The minimum wage in Rhode Island has risen every year since January 2013 and 2016 will be no different, moving up from $9 to $9.60 per hour. The measure passed on the floor of the state Senate in a 34-3 vote, and will soon be enacted into law. But as each year passes, the income gap in Rhode Island only grows larger, even with the minimum wage increases.
Voting against the increase were Republicans Nick Kettle, of Coventry, Mark Gee, of East Greenwich, and Elaine Morgan, of Ashaway.
A study from 2012 conducted by the Center on Budget and Policy Priorities (CBPP) showed that from the 1970’s to the mid-2000s, the income gap has grown 70 percent. The poorest 20 percent of Rhode Islanders have only received a 11.8 percent raise in their household incomes, while the richest 20 percent have seen their income grow 99 percent.
In Connecticut and Massachusetts, the percentages are even more disconcerting. The poorest 20 percent of MA residents have seen no change in their income since the 1970s, but the richest 20 percent have had a 151.9 percent increase. Connecticut’s poorest residents have even seen a drop in their income by 4 percent since the 1970s, and a 9.8 percent drop in the past decade, more than both Rhode Island and Massachusetts.

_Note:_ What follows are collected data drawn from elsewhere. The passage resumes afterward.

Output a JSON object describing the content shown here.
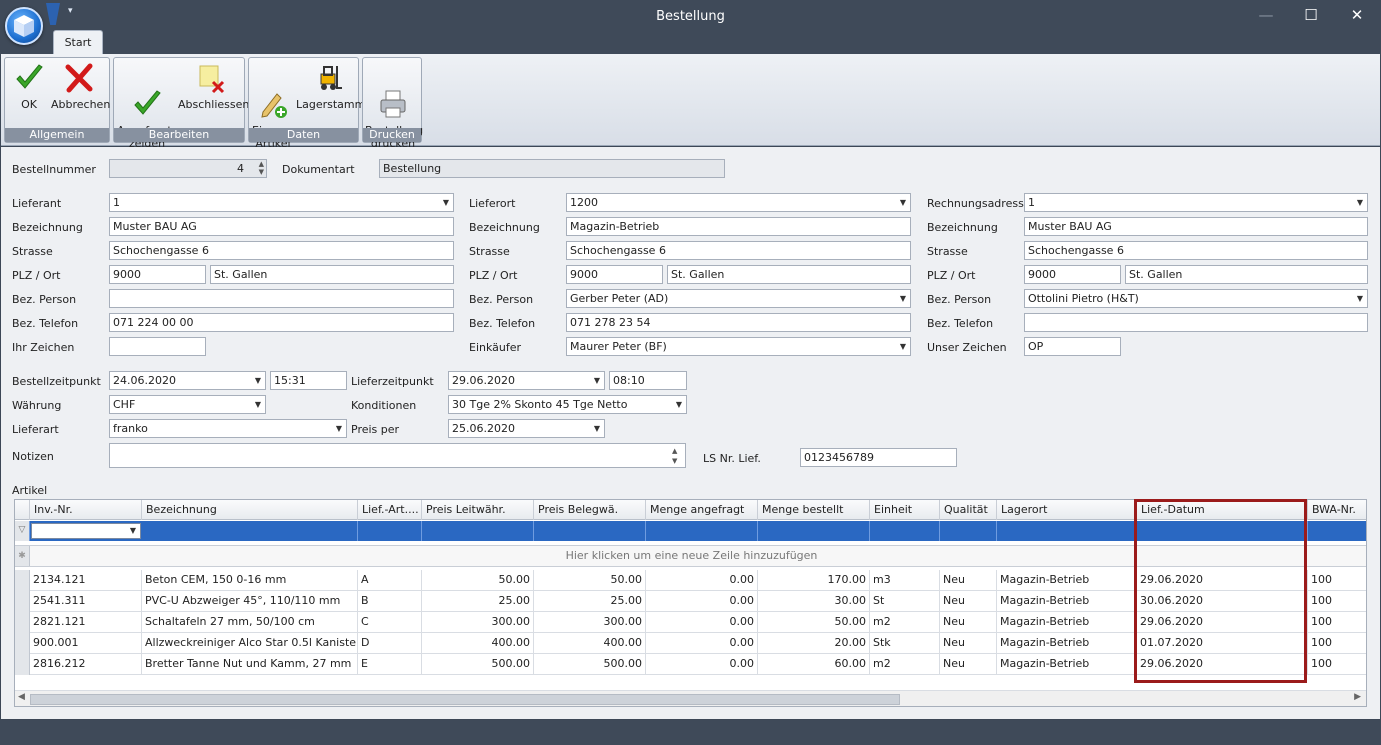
{
  "window": {
    "title": "Bestellung"
  },
  "tabs": [
    {
      "label": "Start"
    }
  ],
  "ribbon": {
    "groups": [
      {
        "label": "Allgemein",
        "buttons": [
          {
            "label": "OK",
            "icon": "check-icon"
          },
          {
            "label": "Abbrechen",
            "icon": "red-x-icon"
          }
        ]
      },
      {
        "label": "Bearbeiten",
        "buttons": [
          {
            "label": "Angefragte\nzeigen",
            "icon": "check-icon"
          },
          {
            "label": "Abschliessen",
            "icon": "note-delete-icon"
          }
        ]
      },
      {
        "label": "Daten",
        "buttons": [
          {
            "label": "Eigener\nArtikel",
            "icon": "pencil-add-icon"
          },
          {
            "label": "Lagerstamm",
            "icon": "forklift-icon"
          }
        ]
      },
      {
        "label": "Drucken",
        "buttons": [
          {
            "label": "Bestellung\ndrucken",
            "icon": "printer-icon"
          }
        ]
      }
    ]
  },
  "header": {
    "bestellnummer_label": "Bestellnummer",
    "bestellnummer": "4",
    "dokumentart_label": "Dokumentart",
    "dokumentart": "Bestellung"
  },
  "lieferant": {
    "lieferant_label": "Lieferant",
    "lieferant": "1",
    "bezeichnung_label": "Bezeichnung",
    "bezeichnung": "Muster BAU AG",
    "strasse_label": "Strasse",
    "strasse": "Schochengasse 6",
    "plzort_label": "PLZ / Ort",
    "plz": "9000",
    "ort": "St. Gallen",
    "bezperson_label": "Bez. Person",
    "bezperson": "",
    "beztelefon_label": "Bez. Telefon",
    "beztelefon": "071 224 00 00",
    "zeichen_label": "Ihr Zeichen",
    "zeichen": ""
  },
  "lieferort": {
    "lieferort_label": "Lieferort",
    "lieferort": "1200",
    "bezeichnung_label": "Bezeichnung",
    "bezeichnung": "Magazin-Betrieb",
    "strasse_label": "Strasse",
    "strasse": "Schochengasse 6",
    "plzort_label": "PLZ / Ort",
    "plz": "9000",
    "ort": "St. Gallen",
    "bezperson_label": "Bez. Person",
    "bezperson": "Gerber Peter (AD)",
    "beztelefon_label": "Bez. Telefon",
    "beztelefon": "071 278 23 54",
    "einkaeufer_label": "Einkäufer",
    "einkaeufer": "Maurer Peter (BF)"
  },
  "rechnung": {
    "rechnungsadresse_label": "Rechnungsadresse",
    "rechnungsadresse": "1",
    "bezeichnung_label": "Bezeichnung",
    "bezeichnung": "Muster BAU AG",
    "strasse_label": "Strasse",
    "strasse": "Schochengasse 6",
    "plzort_label": "PLZ / Ort",
    "plz": "9000",
    "ort": "St. Gallen",
    "bezperson_label": "Bez. Person",
    "bezperson": "Ottolini Pietro (H&T)",
    "beztelefon_label": "Bez. Telefon",
    "beztelefon": "",
    "zeichen_label": "Unser Zeichen",
    "zeichen": "OP"
  },
  "order": {
    "bestellzeitpunkt_label": "Bestellzeitpunkt",
    "bestelldatum": "24.06.2020",
    "bestellzeit": "15:31",
    "lieferzeitpunkt_label": "Lieferzeitpunkt",
    "lieferdatum": "29.06.2020",
    "lieferzeit": "08:10",
    "waehrung_label": "Währung",
    "waehrung": "CHF",
    "konditionen_label": "Konditionen",
    "konditionen": "30 Tge 2% Skonto 45 Tge Netto",
    "lieferart_label": "Lieferart",
    "lieferart": "franko",
    "preisper_label": "Preis per",
    "preisper": "25.06.2020",
    "notizen_label": "Notizen",
    "notizen": "",
    "lsnr_label": "LS Nr. Lief.",
    "lsnr": "0123456789"
  },
  "artikel": {
    "label": "Artikel",
    "new_row_text": "Hier klicken um eine neue Zeile hinzuzufügen",
    "columns": [
      "Inv.-Nr.",
      "Bezeichnung",
      "Lief.-Art....",
      "Preis Leitwähr.",
      "Preis Belegwä.",
      "Menge angefragt",
      "Menge bestellt",
      "Einheit",
      "Qualität",
      "Lagerort",
      "Lief.-Datum",
      "BWA-Nr."
    ],
    "rows": [
      [
        "2134.121",
        "Beton CEM, 150  0-16 mm",
        "A",
        "50.00",
        "50.00",
        "0.00",
        "170.00",
        "m3",
        "Neu",
        "Magazin-Betrieb",
        "29.06.2020",
        "100"
      ],
      [
        "2541.311",
        "PVC-U Abzweiger 45°, 110/110 mm",
        "B",
        "25.00",
        "25.00",
        "0.00",
        "30.00",
        "St",
        "Neu",
        "Magazin-Betrieb",
        "30.06.2020",
        "100"
      ],
      [
        "2821.121",
        "Schaltafeln 27 mm, 50/100 cm",
        "C",
        "300.00",
        "300.00",
        "0.00",
        "50.00",
        "m2",
        "Neu",
        "Magazin-Betrieb",
        "29.06.2020",
        "100"
      ],
      [
        "900.001",
        "Allzweckreiniger Alco Star 0.5l Kanister",
        "D",
        "400.00",
        "400.00",
        "0.00",
        "20.00",
        "Stk",
        "Neu",
        "Magazin-Betrieb",
        "01.07.2020",
        "100"
      ],
      [
        "2816.212",
        "Bretter Tanne Nut und Kamm, 27 mm",
        "E",
        "500.00",
        "500.00",
        "0.00",
        "60.00",
        "m2",
        "Neu",
        "Magazin-Betrieb",
        "29.06.2020",
        "100"
      ]
    ]
  },
  "colors": {
    "accent": "#2a68c2",
    "highlight": "#9b1b1b",
    "chrome": "#3f4a59"
  }
}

How did this even happen? Kate Brewster, the executive director of the Economic Progress Institute, believes that trends have lead to the widening income gap.
“Our economy has shifted so dramatically,” she said. Brewster stated that over the years, Rhode Island has seen a move from the manufacturing to the service industry, as well as a decline in unionization among employees. These factors have lead to a decline in the minimum wage’s value.
Senator Erin Lynch (D-District 31), the sponsor of the legislation, said the move to $9.60 is a step in the right direction, even though she originally wanted $10.10.
“I would have loved for it to be $10.10,” she said. “I think any step forward is a good step forward.”
Lynch also added that even though raising the minimum wage is definitely a part of eliminating income inequality, it’s not the only piece of the puzzle.
“We want to continue moving in the direction we’re moving. There’s no one magic bullet. We’re working on all kinds of different things.”
Other pieces of the economic puzzle include workforce development, access to capital, and education. Lynch believes that those together can help to level out incomes in the state, especially because they will be able to help those who are providing for their families. Outside of the state house, Lynch works as a divorce lawyer, and sees the hardships that low wages can take on the family unit.
“I see a lot of parents. I see a lot of people getting second and third jobs. People are doing what they need to do to support their families,” she said.
Currently, Rhode Island has one of the highest minimum wages in the country, but will soon fall behind states like Massachusetts, California, and Washington, DC, as they move their wages upwards of $10 an hour going into 2016.
“An adult needs close to $12 to meet their basic needs,” Brewster said. “$10.10 would have been great, but $9.60 is better than $9.”
Lynch stated that she will continue working to move the state economy forward. Hopefully that means a brighter, more equal future for everyone in Rhode Island.
“This is home,” Lynch said. “We want to make it the best place it can be.”